Below is an example of a spectrogram, a tool used to visualize the sound waves of an utterance and the vibrations of the vocal cords during that utterance.
The top portion represents the sound waves after they leave a speaker’s mouth. The bottom portion represents the vibrations of the vocal cords during the utterance.
Spectrograms like this help to show how speech is one continuous flow of sound. In fact, during speech we do not separate the words into individual parts. Our brains are intelligent enough to process the sound waves in real time and comprehend the words being spoken (as if the words were indeed separated out). I mention this as an illustration of how difficult it can be to process speech data. If the recordings include static noise or if the person speaking is using an accent that the speech recognition system does not know about, then the quality of the processing will go down. But despite limitations like this, there is still very much information that we can glean from speech data.
Sentiment and Emotion Analysis
Speech and text processing both analyze the structure of the data. But, as human beings we do not produce language for the sake of analysis. We produce language as a communication tool to describe our experiences with life. That experience is most often emotional in nature. So, in order to more fully comprehend why a person behaves the way they do we need to include their emotional experience in our analysis.

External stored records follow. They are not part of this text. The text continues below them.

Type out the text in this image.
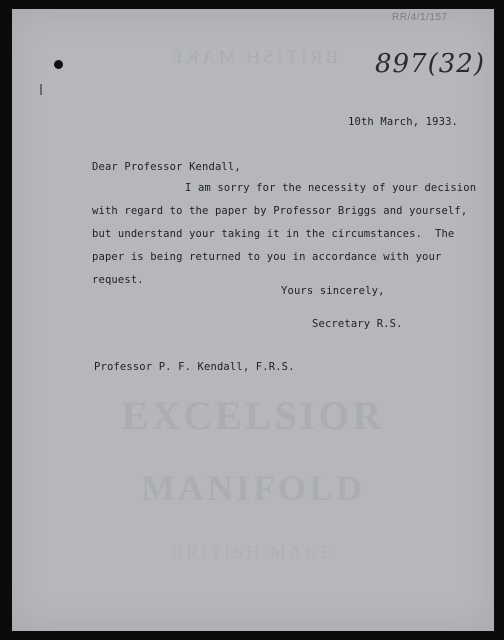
BRITISH MAKE
EXCELSIOR
MANIFOLD
BRITISH MAKE
RR/4/1/157
897(32)
10th March, 1933.
Dear Professor Kendall,
I am sorry for the necessity of your decision
with regard to the paper by Professor Briggs and yourself,
but understand your taking it in the circumstances.  The
paper is being returned to you in accordance with your
request.
Yours sincerely,
Secretary R.S.
Professor P. F. Kendall, F.R.S.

Sentiment is the process of applying a quantification to the emotional experience so that the numbers applied can be computed and aggregated to larger bodies of text, summarized over categories, and used to predict future outcomes. For example, if I say, “I was very pleased with the service at this location,” I know that the experience was a positive one. The part of the sentence that triggered the positive sentiment is the verb “pleased”. Most sentiment analysis systems apply a number to this word such as +1 or +2. More sophisticated systems will take into account that “very” increments the value in some way.
The strength in this NLP approach is the ability to recognize an emotional experience. The weakness is that numbers take the place of actual emotions, thus possibly losing the richness of human experience in the quantification. If we use words to communicate our feelings and experiences, then one could argue that relying on the semantics of the words themselves leads to more rich analysis of emotional statements. There is a potential spectrum of dozens of emotions. One possible approach is to tag each emotion word with a position in the emotion spectrum and then feed that information into a predictive model as a feature. Regardless of the approach, however, the words used become the nucleus of emotion for the model.
When it comes to human experience, one cannot disregard comments produced by the people who constitute the target audience. These people are constantly talking about their experiences and billions of them share their ideas on the internet. By using NLP technology to understand what they say when given an open opportunity to do so leads to a much richer understanding of habits and choices that lead to actions.